By Greg Shupak
There was a rumour that I was dead. Actually, I survived.
***
“Oh my God! Oh I’m so happy to see you’re okay! I heard you were dead!”
“No, no. It was never really that serious.”
“Good, I’m so glad. I was really upset when I heard.”
“Thanks, thanks…But if you were that concerned wouldn’t you have wanted to come to my funeral? Or at least find out for sure that I was dead?”
“From what I heard, you were dead and that was it.”
***
I quit my job. 3:30 PM. I hadn’t done a thing in the two hours since I had woken up. It was almost a surprise to me that I had a marker, a Sharpie, clipped onto my bottom lip. It had a blue cap and a grey shaft. How long had it been there? I removed the lid. With each breath that I inhaled there was a corresponding number of pulses on the right side of my head that went from just above the ear to the top of my skull.
***
It was cold.
I stood amid these giant rectangular blocks of mostly red brick, three narrow floors each. Each level had a window in the centre that was flush with the one above or below. The windows had lines dividing them into grids, like nine windows within each window.
The lowest window in the back yard was open, but no more than a couple of inches. I took my keys out of my pocket and pushed in the screen. Using my fattest key, I lifted the window open.
I fell as I crawled in and my face pressed against the cool ground. I lifted my hands from the floor and noticed that they had left marks in the dust.
I had crawled into the TV room. There was an easy chair, old and yellow, out of sync with the other furniture; perhaps it was a remnant from someone’s bachelorhood. The kitchen was to my left. It was mostly clean, but had a half-eaten bowl of cereal on the counter. I thought about somebody eating it: a little girl in white cotton pyjamas decorated with a pattern of little princesses. I moved toward the bowl and picked it up.
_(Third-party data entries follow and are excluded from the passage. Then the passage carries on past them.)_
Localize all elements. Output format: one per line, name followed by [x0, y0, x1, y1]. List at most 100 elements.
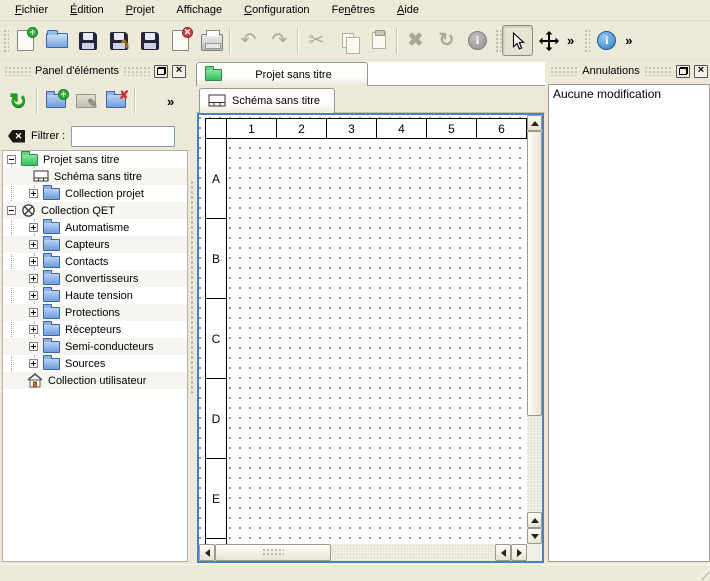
titlebar-texture: [644, 66, 672, 76]
grid-column-header: 6: [476, 118, 527, 139]
scroll-up-button-2[interactable]: [527, 512, 542, 528]
open-project-button[interactable]: [41, 25, 72, 56]
scroll-up-button[interactable]: [527, 115, 542, 131]
close-panel-button[interactable]: ×: [694, 65, 708, 78]
redo-button[interactable]: ↷: [264, 25, 295, 56]
expand-icon[interactable]: [29, 274, 38, 283]
vertical-scrollbar[interactable]: [527, 115, 542, 544]
paste-button[interactable]: [363, 25, 394, 56]
expand-icon[interactable]: [29, 325, 38, 334]
open-folder-icon: [46, 33, 68, 48]
scroll-left-button[interactable]: [199, 544, 215, 561]
save-as-button[interactable]: ✎: [103, 25, 134, 56]
undo-button[interactable]: ↶: [233, 25, 264, 56]
tree-item-projet-sans-titre[interactable]: Projet sans titre: [3, 151, 187, 168]
clear-filter-icon[interactable]: ✕: [8, 130, 25, 143]
menu-edition[interactable]: Édition: [59, 2, 115, 18]
menu-projet[interactable]: Projet: [115, 2, 166, 18]
rotate-button[interactable]: ↻: [431, 25, 462, 56]
tree-item-collection-qet[interactable]: Collection QET: [3, 202, 187, 219]
close-file-button[interactable]: ✕: [165, 25, 196, 56]
reload-collections-button[interactable]: ↻: [4, 86, 32, 116]
expand-icon[interactable]: [29, 308, 38, 317]
pan-mode-button[interactable]: [533, 25, 564, 56]
left-splitter[interactable]: [189, 62, 196, 562]
tree-item-semi-conducteurs[interactable]: Semi-conducteurs: [3, 338, 187, 355]
new-document-button[interactable]: +: [10, 25, 41, 56]
left-arrow-icon: [501, 549, 506, 557]
float-panel-button[interactable]: [154, 65, 168, 78]
undo-history-list[interactable]: Aucune modification: [548, 84, 710, 562]
tree-item-recepteurs[interactable]: Récepteurs: [3, 321, 187, 338]
horizontal-scrollbar[interactable]: [199, 544, 527, 561]
expand-icon[interactable]: [29, 359, 38, 368]
delete-category-button[interactable]: ✘: [102, 86, 130, 116]
red-x-icon: ✘: [119, 88, 129, 102]
collapse-icon[interactable]: [7, 206, 16, 215]
toolbar-drag-handle[interactable]: [583, 28, 590, 54]
new-category-button[interactable]: +: [42, 86, 70, 116]
copy-button[interactable]: [332, 25, 363, 56]
tree-item-automatisme[interactable]: Automatisme: [3, 219, 187, 236]
float-panel-button[interactable]: [676, 65, 690, 78]
resize-grip[interactable]: [696, 567, 709, 580]
close-panel-button[interactable]: ×: [172, 65, 186, 78]
tab-schema-sans-titre[interactable]: Schéma sans titre: [199, 88, 335, 113]
schema-icon: [33, 170, 49, 183]
scroll-down-button[interactable]: [527, 528, 542, 544]
vertical-scrollbar-thumb[interactable]: [527, 131, 542, 416]
undo-panel-titlebar[interactable]: Annulations ×: [548, 62, 710, 80]
tree-item-capteurs[interactable]: Capteurs: [3, 236, 187, 253]
splitter-handle: [190, 180, 195, 395]
horizontal-scrollbar-thumb[interactable]: [215, 544, 331, 561]
close-icon: ×: [176, 65, 182, 76]
menu-fichier[interactable]: Fichier: [4, 2, 59, 18]
expand-icon[interactable]: [29, 257, 38, 266]
home-icon: [27, 373, 43, 388]
tree-item-convertisseurs[interactable]: Convertisseurs: [3, 270, 187, 287]
expand-icon[interactable]: [29, 223, 38, 232]
expand-icon[interactable]: [29, 189, 38, 198]
tree-item-collection-utilisateur[interactable]: Collection utilisateur: [3, 372, 187, 389]
toolbar-overflow-chevron[interactable]: »: [622, 33, 635, 48]
toolbar-drag-handle[interactable]: [2, 28, 9, 54]
print-button[interactable]: [196, 25, 227, 56]
tree-item-contacts[interactable]: Contacts: [3, 253, 187, 270]
tree-item-sources[interactable]: Sources: [3, 355, 187, 372]
toolbar-overflow-chevron[interactable]: »: [564, 33, 577, 48]
panel-overflow-chevron[interactable]: »: [164, 94, 177, 109]
expand-icon[interactable]: [29, 342, 38, 351]
scroll-left-button-2[interactable]: [495, 544, 511, 561]
diagram-view: 1 2 3 4 5 6 A B C D E: [197, 113, 544, 563]
undo-list-item[interactable]: Aucune modification: [553, 87, 705, 101]
selection-mode-button[interactable]: [502, 25, 533, 56]
grid-column-header: 3: [326, 118, 377, 139]
blue-folder-icon: [43, 188, 60, 200]
elements-panel-titlebar[interactable]: Panel d'éléments ×: [2, 62, 188, 80]
filter-input[interactable]: [71, 126, 175, 147]
menu-configuration[interactable]: Configuration: [233, 2, 320, 18]
menu-fenetres[interactable]: Fenêtres: [321, 2, 386, 18]
expand-icon[interactable]: [29, 291, 38, 300]
blue-folder-icon: [43, 324, 60, 336]
tree-item-collection-projet[interactable]: Collection projet: [3, 185, 187, 202]
menu-affichage[interactable]: Affichage: [165, 2, 233, 18]
toolbar-drag-handle[interactable]: [494, 28, 501, 54]
tree-item-protections[interactable]: Protections: [3, 304, 187, 321]
edit-category-button[interactable]: ✎: [72, 86, 100, 116]
save-button[interactable]: [72, 25, 103, 56]
tab-projet-sans-titre[interactable]: Projet sans titre: [196, 62, 368, 86]
tree-item-schema-sans-titre[interactable]: Schéma sans titre: [3, 168, 187, 185]
collapse-icon[interactable]: [7, 155, 16, 164]
edit-information-button[interactable]: i: [462, 25, 493, 56]
undo-panel-title: Annulations: [582, 65, 640, 77]
delete-button[interactable]: ✖: [400, 25, 431, 56]
scroll-right-button[interactable]: [511, 544, 527, 561]
about-qet-button[interactable]: i: [591, 25, 622, 56]
diagram-canvas[interactable]: 1 2 3 4 5 6 A B C D E: [199, 115, 527, 544]
save-all-button[interactable]: [134, 25, 165, 56]
tree-item-haute-tension[interactable]: Haute tension: [3, 287, 187, 304]
menu-aide[interactable]: Aide: [386, 2, 430, 18]
expand-icon[interactable]: [29, 240, 38, 249]
cut-button[interactable]: ✂: [301, 25, 332, 56]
I carried the cereal into the family room and placed it on top of the television, which was old, the kind that had a giant frame and sat alone on the floor.
***
My mom had always been soft-spoken and accommodating, the kind of person who might have been a victim in different circumstances. As we shopped for groceries, she had to lead me around. Though I’d been in the store many times, I now found that the lighting had a way of blinding me. It created a bright white blanket that filled the entire volume of the store.
I uneasily watched my mother hold a baguette in her left hand, stroking it with her right. I felt a tap on the shoulder. It was Rich, an acquaintance from high school.
“Buddy! You’re not dead!”
“Yeah. Yeah, I’m fine.”
“Cool, man! Cool!” Rich was wearing a tight shirt that was black but with a white tidal wave across his chest and onto his back.
“Anyway dude, I gotta get the fuck outta here,” he declared, suddenly nervous.
***
That night I went into another house, though it took me a while to find an empty one. I cracked open part of the front window and reached over to unlock the front door. I entered and the stairs were right there, jumping down my throat. I went straight upstairs and into what seemed like a little boy’s room. The walls were bright blue, covered with posters of hockey stars.
***
My mother and I waited in line. I was hot as I stood there in my winter jacket. In the line next to us was Matt, a guy I had played hockey with a few years earlier. I looked to my right, reading tabloid headlines. JLO AND BEN ARE THE SAME PERSON! P. DIDDY TO WED BARBARA WALTERS! PRINCESS DI WAS AN ALIEN! When we finally reached the front of the line, I felt a slap on the back.
“Yo, glad you’re not dead dude,” said Matt.
“Thanks man.”
“Mom, I think you met Matt before? He was on my hockey team a few years ago.”
“Sure, sure. How are you?”
“Pretty good, pretty damn good. I’m a suit now,” he said, this time bobbing his shoulders as he pretended to adjust the knot of his tie. “A suit.”
***
The stove on my back was really heavy at first. It was even more difficult when I moved it up the stairs. Tired, but relieved and breathing easily, I left it in the bedroom of a teenage girl.
Greg Shupak is 23 years old and lives just outside of Toronto. He has been published as both an author of fiction and of academia.